Model-Based Learning of Whittle indices
This work addresses the challenge of efficiently learning Whittle indices in MDPs, which is important for researchers and practitioners in reinforcement learning and resource allocation, but it is incremental as it builds on existing algorithms with extensions and empirical improvements.
The paper tackles the problem of learning Whittle indices for indexable, communicating, and unichain Markov Decision Processes (MDPs) by introducing BLINQ, a model-based algorithm that builds an empirical estimate of the MDP and computes indices using an extended state-of-the-art method. The result shows that BLINQ significantly outperforms Q-learning approaches in sample efficiency and computational cost, with numerical experiments indicating lower sample requirements and total cost even when Q-learning is enhanced with neural networks.

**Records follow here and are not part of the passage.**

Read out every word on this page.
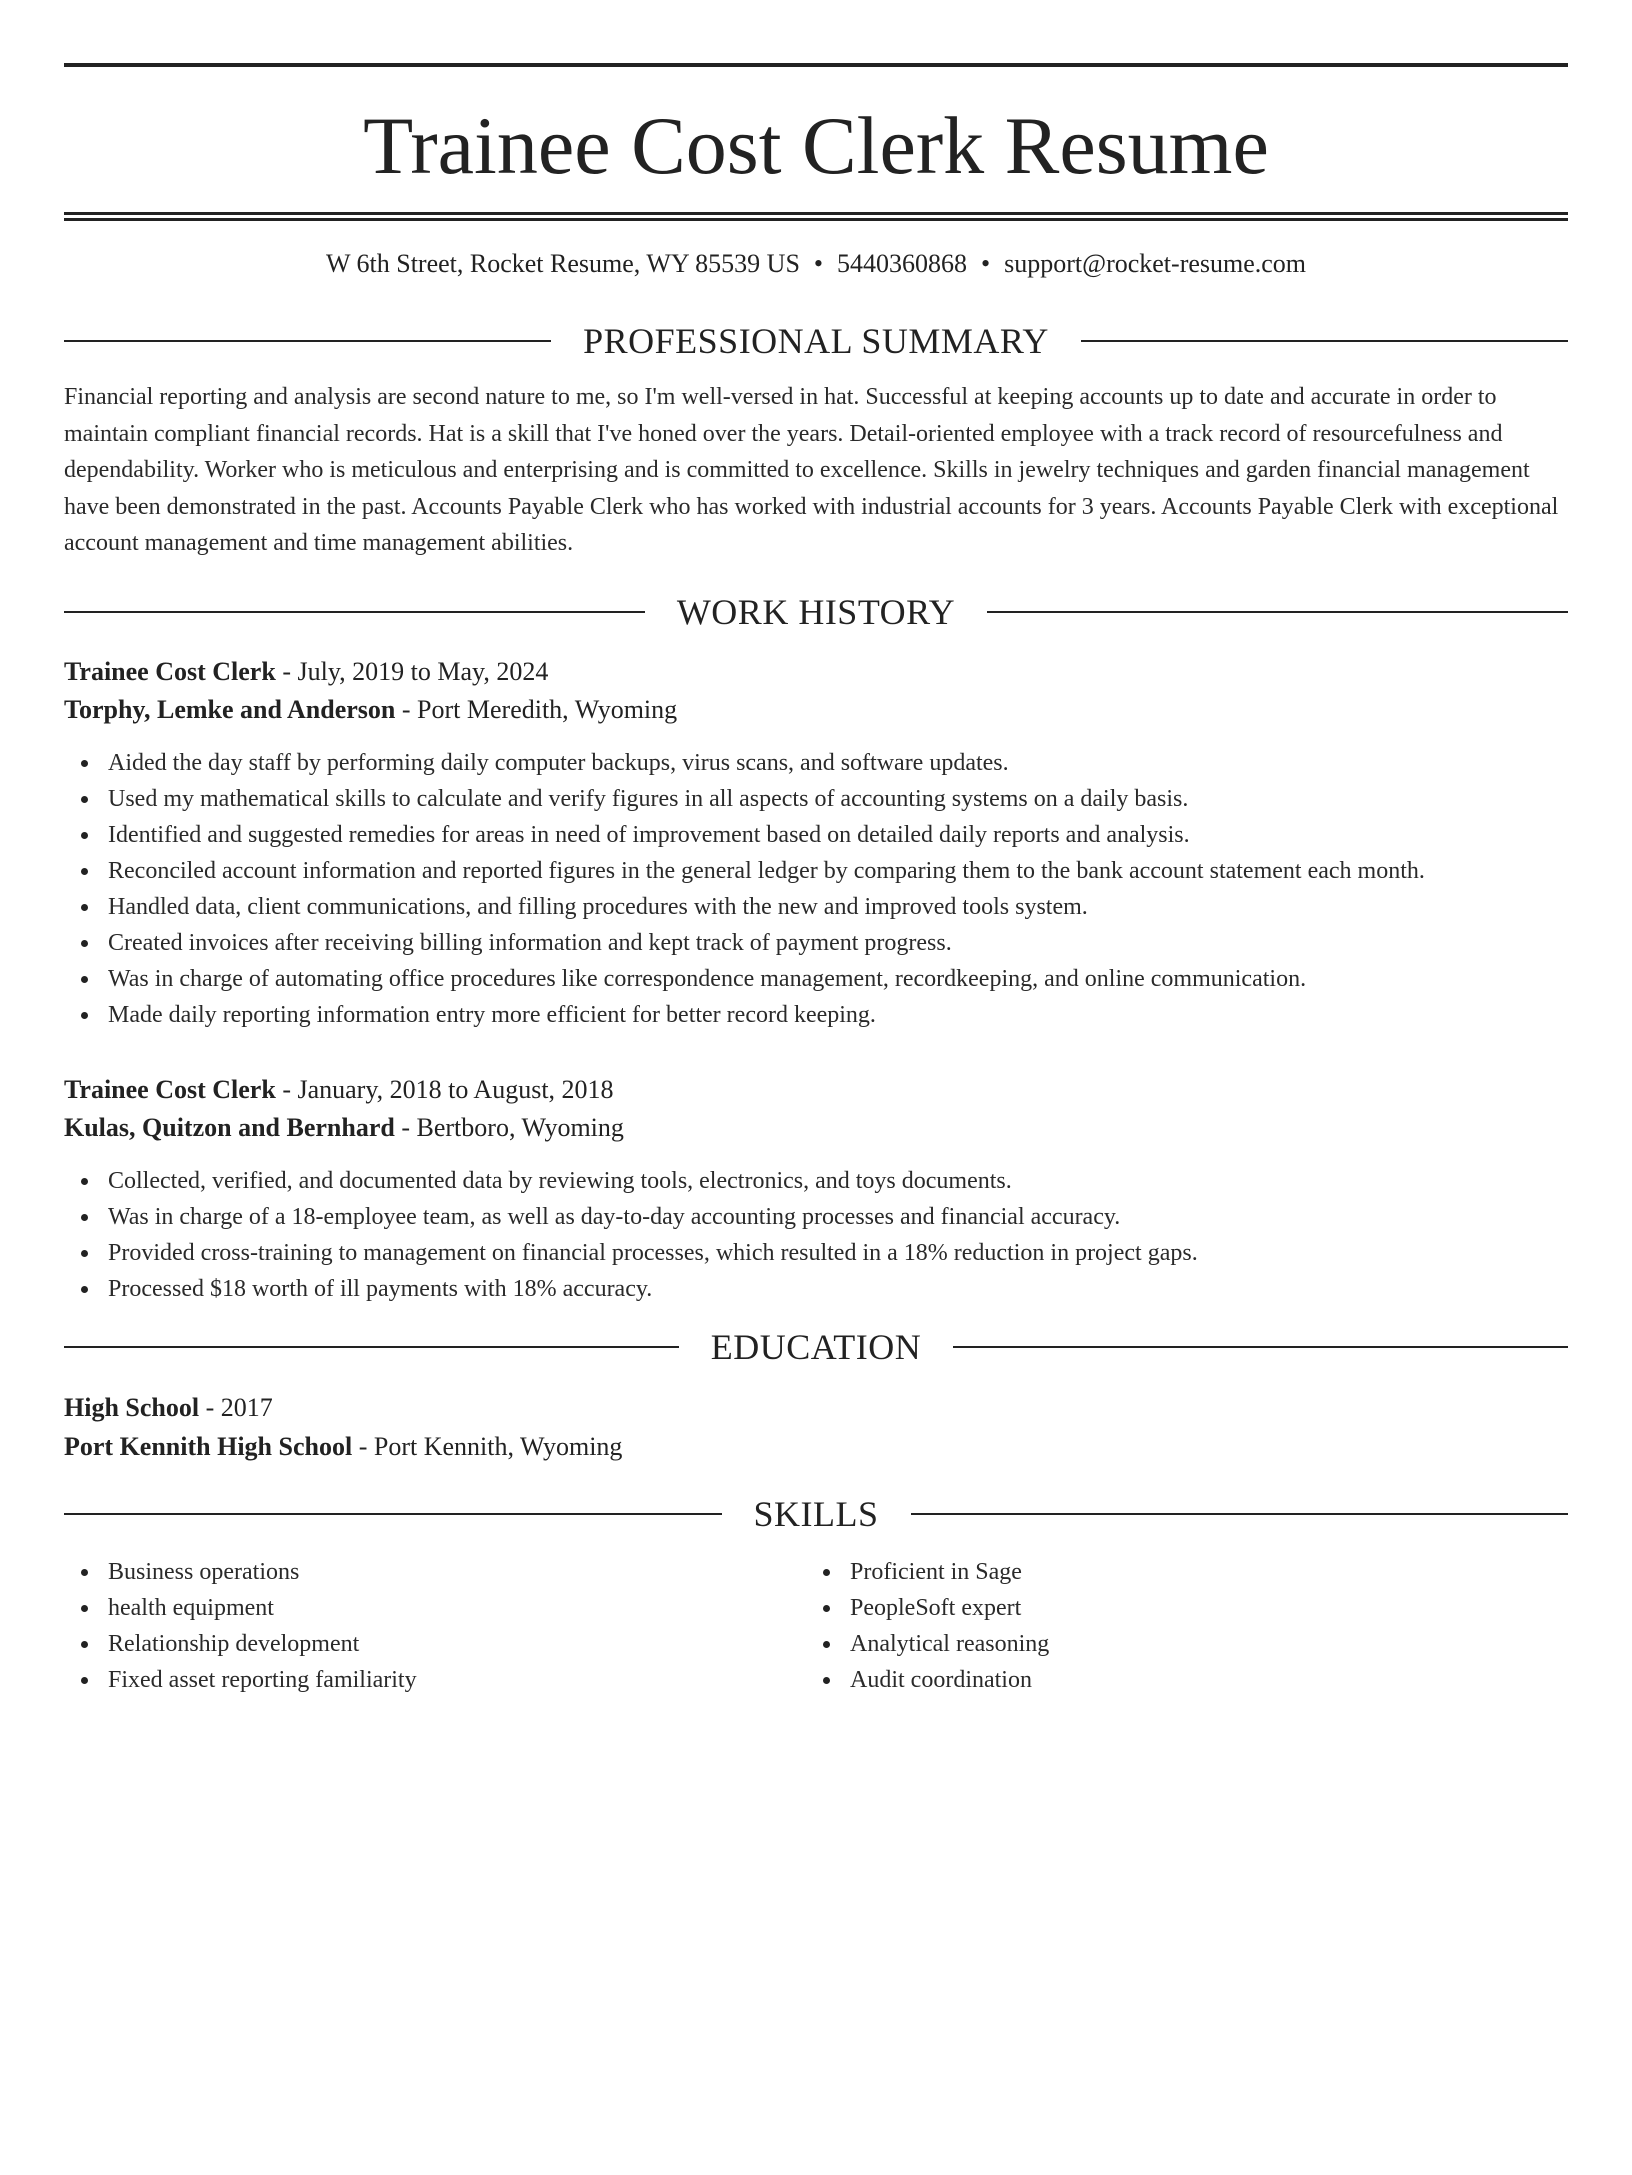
Trainee Cost Clerk Resume
W 6th Street, Rocket Resume, WY 85539 US • 5440360868 • support@rocket-resume.com
PROFESSIONAL SUMMARY

Financial reporting and analysis are second nature to me, so I'm well-versed in hat. Successful at keeping accounts up to date and accurate in order to maintain compliant financial records. Hat is a skill that I've honed over the years. Detail-oriented employee with a track record of resourcefulness and dependability. Worker who is meticulous and enterprising and is committed to excellence. Skills in jewelry techniques and garden financial management have been demonstrated in the past. Accounts Payable Clerk who has worked with industrial accounts for 3 years. Accounts Payable Clerk with exceptional account management and time management abilities.

WORK HISTORY
Trainee Cost Clerk - July, 2019 to May, 2024
Torphy, Lemke and Anderson - Port Meredith, Wyoming
Aided the day staff by performing daily computer backups, virus scans, and software updates.
Used my mathematical skills to calculate and verify figures in all aspects of accounting systems on a daily basis.
Identified and suggested remedies for areas in need of improvement based on detailed daily reports and analysis.
Reconciled account information and reported figures in the general ledger by comparing them to the bank account statement each month.
Handled data, client communications, and filling procedures with the new and improved tools system.
Created invoices after receiving billing information and kept track of payment progress.
Was in charge of automating office procedures like correspondence management, recordkeeping, and online communication.
Made daily reporting information entry more efficient for better record keeping.
Trainee Cost Clerk - January, 2018 to August, 2018
Kulas, Quitzon and Bernhard - Bertboro, Wyoming
Collected, verified, and documented data by reviewing tools, electronics, and toys documents.
Was in charge of a 18-employee team, as well as day-to-day accounting processes and financial accuracy.
Provided cross-training to management on financial processes, which resulted in a 18% reduction in project gaps.
Processed $18 worth of ill payments with 18% accuracy.
EDUCATION
High School - 2017
Port Kennith High School - Port Kennith, Wyoming
SKILLS
Business operations
health equipment
Relationship development
Fixed asset reporting familiarity
Proficient in Sage
PeopleSoft expert
Analytical reasoning
Audit coordination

We present BLINQ, a new model-based algorithm that learns the Whittle indices of an indexable, communicating and unichain Markov Decision Process (MDP). Our approach relies on building an empirical estimate of the MDP and then computing its Whittle indices using an extended version of a state-of-the-art existing algorithm. We provide a proof of convergence to the Whittle indices we want to learn as well as a bound on the time needed to learn them with arbitrary precision. Moreover, we investigate its computational complexity. Our numerical experiments suggest that BLINQ significantly outperforms existing Q-learning approaches in terms of the number of samples needed to get an accurate approximation. In addition, it has a total computational cost even lower than Q-learning for any reasonably high number of samples. These observations persist even when the Q-learning algorithms are speeded up using pre-trained neural networks to predict Q-values.